The following diagram illustrates a typical scenario of products that make up the webMethods API management product suite.
In this scenario, webMethods API management suite products include the following:
*webMethods API-Portal. In API-Portal, API consumers browse the catalog of APIs that a provider has published. When the consumer finds an API of interest, the consumer can sign up and request an access token to download the API for further investigation and testing.
API providers who have an API administrator role in API-Portal can also view dashboards containing details about API run-time usage.
Provided with each API-Portal installation is a sample portal called SAGTours. The SAGTours sample provides an end-to-end scenario using CentraSite, webMethods Mediator, and API-Portal to demonstrate how the fictitious company SAGTours has customized the content as well as the look and feel of an out-of-the-box API-Portal. For details about installing the SAGTours demo and using it as a basis for customizing your own portal, see webMethods API-Portal Online Help.
*CentraSite. CentraSite provides a registry and repository for APIs and offers complete design-time governance of those APIs. API providers add APIs to CentraSite by defining the APIs and their associated resources as objects. When APIs are ready to be made available to consumers, API providers publish the APIs from CentraSite to API-Portal.
CentraSite administrators do the following API management tasks:
*Register instances of API-Portal.
*Manage API provider and API consumer user accounts.
*Manage the API catalog.
*Deploy virtualized APIs to webMethods Mediator.
*Configure policies to be enforced at run time.
*Manage API and OAuth2 keys and API access tokens.
When API providers add API services to CentraSite as assets, the providers can attach supporting documents to the API assets. Examples of such documents include input files containing WSDL or schema definitions, programming guides, sample code, legal notices and terms of use, and associated contracts and plans. When the APIs are published from CentraSite to API-Portal, these supporting documents are published to API-Portal as well.

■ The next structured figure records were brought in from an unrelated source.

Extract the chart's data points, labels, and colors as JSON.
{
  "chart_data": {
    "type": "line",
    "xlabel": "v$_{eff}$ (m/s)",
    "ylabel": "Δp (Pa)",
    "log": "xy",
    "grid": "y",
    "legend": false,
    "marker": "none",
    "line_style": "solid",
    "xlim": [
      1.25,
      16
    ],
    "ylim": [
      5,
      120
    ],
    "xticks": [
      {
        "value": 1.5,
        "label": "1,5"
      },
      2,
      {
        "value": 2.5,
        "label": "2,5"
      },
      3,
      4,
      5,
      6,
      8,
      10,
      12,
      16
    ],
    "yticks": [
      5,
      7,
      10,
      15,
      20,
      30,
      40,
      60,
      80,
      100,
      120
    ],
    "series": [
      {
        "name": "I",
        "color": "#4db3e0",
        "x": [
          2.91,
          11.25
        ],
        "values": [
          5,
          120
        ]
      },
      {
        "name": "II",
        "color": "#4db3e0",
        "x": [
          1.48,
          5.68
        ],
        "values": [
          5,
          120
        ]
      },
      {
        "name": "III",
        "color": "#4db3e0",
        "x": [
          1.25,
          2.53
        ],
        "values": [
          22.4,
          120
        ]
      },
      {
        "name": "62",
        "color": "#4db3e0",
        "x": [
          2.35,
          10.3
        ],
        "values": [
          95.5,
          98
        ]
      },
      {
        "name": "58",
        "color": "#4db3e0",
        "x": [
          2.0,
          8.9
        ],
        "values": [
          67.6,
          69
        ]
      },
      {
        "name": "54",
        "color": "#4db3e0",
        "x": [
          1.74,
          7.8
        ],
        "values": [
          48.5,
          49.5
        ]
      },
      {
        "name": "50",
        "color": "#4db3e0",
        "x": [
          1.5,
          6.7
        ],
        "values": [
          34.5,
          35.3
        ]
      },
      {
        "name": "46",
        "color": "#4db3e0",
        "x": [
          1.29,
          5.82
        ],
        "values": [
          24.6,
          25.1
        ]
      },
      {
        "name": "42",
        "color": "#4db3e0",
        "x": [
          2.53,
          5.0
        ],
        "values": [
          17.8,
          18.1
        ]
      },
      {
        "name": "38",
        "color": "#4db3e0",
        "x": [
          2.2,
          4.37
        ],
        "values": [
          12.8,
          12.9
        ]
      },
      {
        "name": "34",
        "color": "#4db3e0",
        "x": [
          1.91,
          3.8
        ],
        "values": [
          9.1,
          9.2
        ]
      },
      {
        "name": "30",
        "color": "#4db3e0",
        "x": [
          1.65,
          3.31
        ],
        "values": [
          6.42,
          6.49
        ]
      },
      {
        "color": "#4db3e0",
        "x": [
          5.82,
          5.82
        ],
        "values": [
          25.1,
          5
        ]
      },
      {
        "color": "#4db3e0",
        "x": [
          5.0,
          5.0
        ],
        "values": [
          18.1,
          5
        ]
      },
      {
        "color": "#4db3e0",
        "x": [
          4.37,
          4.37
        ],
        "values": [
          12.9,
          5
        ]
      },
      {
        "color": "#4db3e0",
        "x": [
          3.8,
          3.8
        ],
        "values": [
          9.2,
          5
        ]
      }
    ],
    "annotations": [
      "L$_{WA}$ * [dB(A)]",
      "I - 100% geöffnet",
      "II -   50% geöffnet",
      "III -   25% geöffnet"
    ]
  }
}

*webMethods Mediator. Mediator provides complete run-time governance of APIs published to API-Portal. Mediator acts as an intermediary between service consumers and service providers. Mediator also enforces access token and operational policies such as security policies for run-time requests between consumers and native services. Using Mediator, API providers can do the following:
*Enforce security, traffic management, monitoring, and SLA management policies.
*Transform requests and responses into expected formats as necessary.
*Perform routing and load balancing of requests.
*Collect run-time metrics on API consumption and policy evaluation.
*webMethods Integration Server. Integration Server hosts Mediator and initiates connections to webMethods Enterprise Gateway. Integration Server also orchestrates the services and provides the connection to back-end systems.
* webMethods Enterprise Gateway. Enterprise Gateway protects the APIs on Mediator and other webMethods products installed behind the firewall from malicious attacks initiated by external client applications. Administrators can secure traffic between API consumer requests and the execution of services on Mediator by doing the following:
*Filter requests coming from particular IP addresses and blacklist specified IP addresses.
*Detect and filter requests coming from particular mobile devices.
*Avoid additional inbound firewall holes through the use of reverse invoke.